Within fifteen minutes, we had let little Pompey out of his room, and he was having a grand time running around our house, exploring every nook and cranny. He never strayed far from our sight. In fact, Pompey would constantly run up to us, just to look at us. He always had this look upon his face, one that said, "Yup, you guys are still there!" Everything our book had told us to expect- shyness, a little fright, perhaps, the need for a secure space- this kitten didn't need. Apparently, we were his secure space. As long as Pompey had us, he was fine.

When it was time to go to bed, Andrew and I were firm in our resolve NOT to share our bedroom with the cat. We were not entirely sure we wanted a kitten, a very playful kitten, bounding and pouncing on top of us all night long. We decided that if Pompey had the full run of the house, he would surely be fine. There was lots to explore. We once more said good night to our new little fur baby, and then shut ourselves into our 'safe' room.

Well, by this point, I'm sure you can guess what happened. Little Pompey sat in front of our door and just sobbed his little heart out. Where were we? Where had we gone? He missed us. We couldn't take it. It was too much, this pitiful cry of Pompey's. We opened our door, and Pompey leaped joyously into our room and up onto our bed. He promptly claimed his own space right above our heads, nestled on the pillows, and fell right asleep. Andrew and I drifted off to sleep ourselves, lulled to dreamland by the gentle kitty snores and sighs of Pompey.

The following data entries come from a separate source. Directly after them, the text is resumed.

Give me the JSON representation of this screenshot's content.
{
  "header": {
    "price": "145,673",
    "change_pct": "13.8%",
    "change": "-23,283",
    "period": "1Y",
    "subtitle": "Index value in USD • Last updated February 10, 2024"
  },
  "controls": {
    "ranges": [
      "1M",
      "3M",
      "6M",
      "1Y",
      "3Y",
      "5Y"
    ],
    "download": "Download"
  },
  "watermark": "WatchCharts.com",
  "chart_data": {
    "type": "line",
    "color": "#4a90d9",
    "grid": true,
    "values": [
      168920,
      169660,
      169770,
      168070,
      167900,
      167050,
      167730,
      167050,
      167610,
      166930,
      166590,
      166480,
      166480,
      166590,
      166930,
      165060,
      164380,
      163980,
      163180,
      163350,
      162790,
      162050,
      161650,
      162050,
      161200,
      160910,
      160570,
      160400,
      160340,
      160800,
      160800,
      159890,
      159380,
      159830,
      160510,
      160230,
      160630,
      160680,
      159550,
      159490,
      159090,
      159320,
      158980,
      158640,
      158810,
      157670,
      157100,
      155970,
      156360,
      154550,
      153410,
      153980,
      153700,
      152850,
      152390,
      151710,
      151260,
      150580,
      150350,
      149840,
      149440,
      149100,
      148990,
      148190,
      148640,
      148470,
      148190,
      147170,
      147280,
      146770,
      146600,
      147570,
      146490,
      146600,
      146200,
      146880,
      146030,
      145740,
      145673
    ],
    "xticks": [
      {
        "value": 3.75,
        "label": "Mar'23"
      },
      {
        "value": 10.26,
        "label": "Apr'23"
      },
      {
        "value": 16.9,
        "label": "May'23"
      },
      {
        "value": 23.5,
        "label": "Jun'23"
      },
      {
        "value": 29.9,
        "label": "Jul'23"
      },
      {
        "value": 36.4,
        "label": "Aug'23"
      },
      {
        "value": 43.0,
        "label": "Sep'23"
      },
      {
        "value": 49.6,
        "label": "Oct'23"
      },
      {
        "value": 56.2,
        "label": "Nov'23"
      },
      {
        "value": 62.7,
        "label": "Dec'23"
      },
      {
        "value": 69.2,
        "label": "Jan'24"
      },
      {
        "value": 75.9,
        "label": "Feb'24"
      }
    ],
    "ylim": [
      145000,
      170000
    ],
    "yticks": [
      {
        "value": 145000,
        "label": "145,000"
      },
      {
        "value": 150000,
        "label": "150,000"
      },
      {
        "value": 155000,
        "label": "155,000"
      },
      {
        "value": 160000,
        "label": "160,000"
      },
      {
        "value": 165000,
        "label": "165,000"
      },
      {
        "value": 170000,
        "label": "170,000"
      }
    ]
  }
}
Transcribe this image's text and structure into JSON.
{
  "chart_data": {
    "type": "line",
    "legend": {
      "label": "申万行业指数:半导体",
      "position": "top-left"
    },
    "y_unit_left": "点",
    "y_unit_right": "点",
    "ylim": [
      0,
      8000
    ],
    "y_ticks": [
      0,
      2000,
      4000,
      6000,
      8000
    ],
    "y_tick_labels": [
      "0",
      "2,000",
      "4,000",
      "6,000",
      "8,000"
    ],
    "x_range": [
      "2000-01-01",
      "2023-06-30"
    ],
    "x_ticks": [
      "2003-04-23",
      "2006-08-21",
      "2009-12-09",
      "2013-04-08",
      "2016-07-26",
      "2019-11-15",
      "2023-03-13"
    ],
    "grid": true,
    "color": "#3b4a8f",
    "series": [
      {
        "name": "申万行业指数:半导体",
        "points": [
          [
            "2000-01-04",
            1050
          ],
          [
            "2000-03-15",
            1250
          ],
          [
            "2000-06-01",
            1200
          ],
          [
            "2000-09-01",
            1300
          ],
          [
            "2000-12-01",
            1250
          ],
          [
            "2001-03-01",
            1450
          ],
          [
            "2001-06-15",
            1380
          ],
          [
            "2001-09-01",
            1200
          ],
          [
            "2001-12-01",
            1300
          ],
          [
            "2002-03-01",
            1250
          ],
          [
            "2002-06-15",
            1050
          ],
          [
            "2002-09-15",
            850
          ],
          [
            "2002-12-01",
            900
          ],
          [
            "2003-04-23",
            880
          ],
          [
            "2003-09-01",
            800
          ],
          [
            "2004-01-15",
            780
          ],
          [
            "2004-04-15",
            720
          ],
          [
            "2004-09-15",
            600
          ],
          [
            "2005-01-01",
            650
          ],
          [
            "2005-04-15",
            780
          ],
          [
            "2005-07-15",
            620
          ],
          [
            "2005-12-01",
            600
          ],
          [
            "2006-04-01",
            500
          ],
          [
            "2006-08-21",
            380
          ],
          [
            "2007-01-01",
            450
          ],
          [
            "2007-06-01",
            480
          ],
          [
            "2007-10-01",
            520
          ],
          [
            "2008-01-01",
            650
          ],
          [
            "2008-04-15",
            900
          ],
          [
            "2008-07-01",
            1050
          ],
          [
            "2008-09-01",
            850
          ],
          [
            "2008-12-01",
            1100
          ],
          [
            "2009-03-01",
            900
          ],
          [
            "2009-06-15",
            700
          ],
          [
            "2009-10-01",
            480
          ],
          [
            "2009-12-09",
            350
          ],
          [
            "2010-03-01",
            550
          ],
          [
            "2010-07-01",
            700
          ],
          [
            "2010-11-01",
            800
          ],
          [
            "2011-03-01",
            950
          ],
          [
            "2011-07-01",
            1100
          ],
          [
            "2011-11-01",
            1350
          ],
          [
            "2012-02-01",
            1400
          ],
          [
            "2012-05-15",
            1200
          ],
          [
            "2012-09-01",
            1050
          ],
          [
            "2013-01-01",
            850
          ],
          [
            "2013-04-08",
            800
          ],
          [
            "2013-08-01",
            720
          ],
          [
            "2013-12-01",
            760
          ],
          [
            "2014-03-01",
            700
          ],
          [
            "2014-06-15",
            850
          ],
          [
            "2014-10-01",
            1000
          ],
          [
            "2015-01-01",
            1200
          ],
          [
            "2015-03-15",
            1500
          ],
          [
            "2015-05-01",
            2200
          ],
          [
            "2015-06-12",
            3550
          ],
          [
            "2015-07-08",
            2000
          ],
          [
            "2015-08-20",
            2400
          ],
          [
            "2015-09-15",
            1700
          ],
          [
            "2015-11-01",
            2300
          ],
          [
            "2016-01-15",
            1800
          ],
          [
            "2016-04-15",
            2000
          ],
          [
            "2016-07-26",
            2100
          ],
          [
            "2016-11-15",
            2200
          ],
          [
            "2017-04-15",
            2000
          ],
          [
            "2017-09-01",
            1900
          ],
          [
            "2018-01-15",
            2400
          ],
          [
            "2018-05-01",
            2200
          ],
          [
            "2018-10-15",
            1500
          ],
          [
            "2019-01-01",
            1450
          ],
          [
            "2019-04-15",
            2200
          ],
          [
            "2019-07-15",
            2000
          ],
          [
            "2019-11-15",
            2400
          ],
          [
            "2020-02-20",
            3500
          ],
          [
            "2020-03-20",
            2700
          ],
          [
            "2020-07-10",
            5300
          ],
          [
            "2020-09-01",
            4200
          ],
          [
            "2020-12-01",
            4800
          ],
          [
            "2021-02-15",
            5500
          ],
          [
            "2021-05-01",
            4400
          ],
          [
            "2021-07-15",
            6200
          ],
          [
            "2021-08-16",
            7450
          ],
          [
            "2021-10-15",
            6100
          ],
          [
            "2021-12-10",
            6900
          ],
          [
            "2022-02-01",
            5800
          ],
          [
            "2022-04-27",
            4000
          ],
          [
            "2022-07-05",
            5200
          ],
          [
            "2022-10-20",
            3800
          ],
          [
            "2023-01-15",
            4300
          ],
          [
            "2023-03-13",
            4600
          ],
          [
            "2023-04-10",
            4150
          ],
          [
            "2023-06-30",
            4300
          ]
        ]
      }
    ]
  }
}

It's been five years since that first day with Pompey, and each day with him has been a joy. Pompey has been an endless source of love and devotion for us. We adore him just as much as he adores us. To this day, Andrew and I look at each other, look at Pompey, and wonder what we would ever do without him. He's such a wonderful member of our little family, a sweet little person in a furry package.

*Names have been changed to protect the furry! Pompey is just an amusing nickname for my furry little baby.

Monday, September 24, 2007

Life without Television.

For the past two years, my husband Andrew and I have been conducting an interesting experiment: living life without television. We didn't intend to make it an experiment- quite frankly, our television-less state evolved from a move to a new apartment in which we were too lazy to call the local cable company to set things up and a strong desire to save fifty bucks a month. We had plans to at least get an antenna- but as we were too lazy and cheap to call a cable company, we never got around to that (as a side note, a relative got exasperated at our television-less state and bought us an antenna for Christmas last year. When we hooked it up in August, we were amused to see we only got two very fuzzy channels in languages we can't quite comprehend).

Being television-less has some interesting side effects. For one, we miss out on a lot of water cooler conversation. No, we haven't seen the latest Survivor or that action packed episode of 24. We're lost when it comes to Lost. We don't have a favorite hero on Heroes. Occasionally, we go through withdrawal. We had been addicts of shows like Law and Order and Monk, and suddenly, they were gone from our life. We'll never know if that criminal was brought to justice or what weird small clue solved the case. I in particular feel cravings for the Home and Garden channel, because I absolutely need to know the latest on home design (I like to dream!).

On the other hand, we find we have a lot of time on our hands. We read a lot. The latest Stephen King? We've read it. The final Harry Potter- we read it the night it came out (Okay, so did everyone!). We play games: Andrew still has yet to catch up to my some 5,000 point lead in Rummy, and I still can't beat him at Chess. We go for lots of walks. We play with out cats. Sometimes, we watch movies (we have no cable or antenna, but we still have that big black box collecting dust). We talk a lot. It's a nice quiet life, and we rather like it.

How long is this experiment going to last? I don't know. We've been dancing around the subject for a while now, wondering when we'll cave. The one thing we know is that when we do decide to get reconnected to the television life, we're going to make sure we know where that off button is and make good use of it.